West Coast Railway Association CEO Don Evans plans to attract those demographics among others on October 2, when his Royal Hudson #2860 makes its first scheduled public trip between North Vancouver and Squamish in 11 years.

That steam-powered train was a B.C. tourism icon until mounting losses forced the B.C. government to decommission it in 1999.

Victoria had been paying CP Rail to operate the train as a way to attract tourists.

Steam-powered trains, however, are pricier to operate than the diesel-electric locomotives that Rocky Mountaineer and Via Rail operate. The Royal Hudson burns oil to create the steam that moves engine pistons.

When the Royal Hudson was running at the end of the 1990s, CP Rail was charging $49 per round-trip even though the cost to operate the train was twice that amount, Evans said. “It’s poetry in motion. I call it a symphony of steam.”

Indeed, the Royal Hudson arrives amid billowing steam that evaporates into the air after wafting from its engine’s smoke stack.

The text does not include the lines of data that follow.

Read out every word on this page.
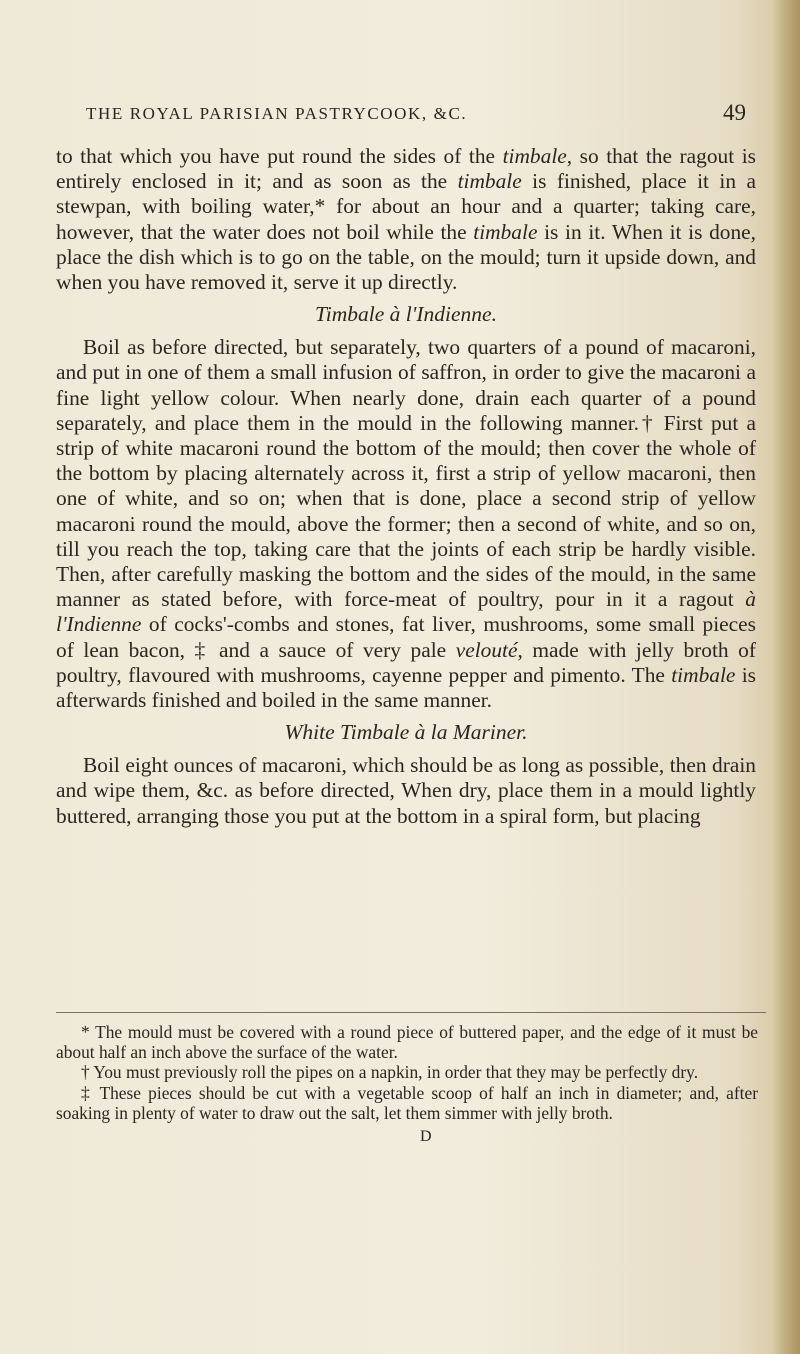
THE ROYAL PARISIAN PASTRYCOOK, &C.	49

to that which you have put round the sides of the timbale, so that the ragout is entirely enclosed in it; and as soon as the timbale is finished, place it in a stewpan, with boiling water,* for about an hour and a quarter; taking care, however, that the water does not boil while the timbale is in it. When it is done, place the dish which is to go on the table, on the mould; turn it upside down, and when you have removed it, serve it up directly.

Timbale à l'Indienne.

Boil as before directed, but separately, two quarters of a pound of macaroni, and put in one of them a small infusion of saffron, in order to give the macaroni a fine light yellow colour. When nearly done, drain each quarter of a pound separately, and place them in the mould in the following manner.† First put a strip of white macaroni round the bottom of the mould; then cover the whole of the bottom by placing alternately across it, first a strip of yellow macaroni, then one of white, and so on; when that is done, place a second strip of yellow macaroni round the mould, above the former; then a second of white, and so on, till you reach the top, taking care that the joints of each strip be hardly visible. Then, after carefully masking the bottom and the sides of the mould, in the same manner as stated before, with force-meat of poultry, pour in it a ragout à l'Indienne of cocks'-combs and stones, fat liver, mushrooms, some small pieces of lean bacon, ‡ and a sauce of very pale velouté, made with jelly broth of poultry, flavoured with mushrooms, cayenne pepper and pimento. The timbale is afterwards finished and boiled in the same manner.

White Timbale à la Mariner.

Boil eight ounces of macaroni, which should be as long as possible, then drain and wipe them, &c. as before directed, When dry, place them in a mould lightly buttered, arranging those you put at the bottom in a spiral form, but placing

* The mould must be covered with a round piece of buttered paper, and the edge of it must be about half an inch above the surface of the water.

† You must previously roll the pipes on a napkin, in order that they may be perfectly dry.

‡ These pieces should be cut with a vegetable scoop of half an inch in diameter; and, after soaking in plenty of water to draw out the salt, let them simmer with jelly broth.

D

Evans’ society teamed up with the District of Squamish in 2002 to sign a joint 30-year lease with the B.C. government to operate the Royal Hudson for a nominal sum.

A fundraising campaign generated $750,000 to restore what is now a 70-year-old train.

Since September 2006, the Royal Hudson has made a few trips each year, including steaming out to White Rock for that community’s 50th birthday in 2007. It also powered its way to Cloverdale and the Fraser Valley last year.

It has steamed along its classic route between North Vancouver and Squamish a few times since its restoration but not with paid passengers aboard.

“A private company could never make money doing this,” Evans said. “Running a steam engine is so expensive today that you could not do it on a regular basis and recover your costs. That’s why we’re running it as a special event machine.”

The plan is for the Royal Hudson to travel between North Vancouver and Squamish carrying passengers who pay $125 for a one-way trip. Passengers then take a chartered bus back to their starting point. The train will return without paid passengers back to the West Coast Railway Heritage Park in Squamish, where it is is housed .

Evans refers to the October 2 trip as a fundraiser even though the paying customers do not get a tax receipt.

The Rocky Mountaineer also had its origins in a money-losing passenger train.

Former prime minister Brian Mulroney slashed Via Rail’s budget in 1989 forcing the company to sell its troubled tourist-oriented run through the Rocky Mountains.

Subsidizing tourists was deemed to be outside Via Rail’s core mandate so the Crown corporation sold the money-losing run to Peter Armstrong, who generated a nominal $3 million in his inaugural 1990 season.

Rocky Mountaineer’s runs operate during the day only, allowing passengers to sleep comfortably in hotel rooms.

Via Rail’s Toronto-to-Vancouver run travels through Edmonton and does not stop for the night as Rocky Mountaineer’s trains do.

Via’s other two B.C. trips are:

  • a Jasper-to-Prince Rupert service three times a week year-round; and
  • a Victoria-to-Courtenay service that operates daily year-round.

“Ours is a world-class product,” Rocky Mountaineer CEO Randy Powell told Business in Vancouver earlier this summer.

Powell’s railway has won four World Travel Awards naming it the “world’s leading travel experience by train.”

National Geographic magazine also named Rocky Mountaineer, which is the largest privately owned passenger rail service in North America, one of the “World’s Greatest Trips.”

The company generates hundreds of millions of dollars each year and employs about 600 staff in its season, which runs from April to October.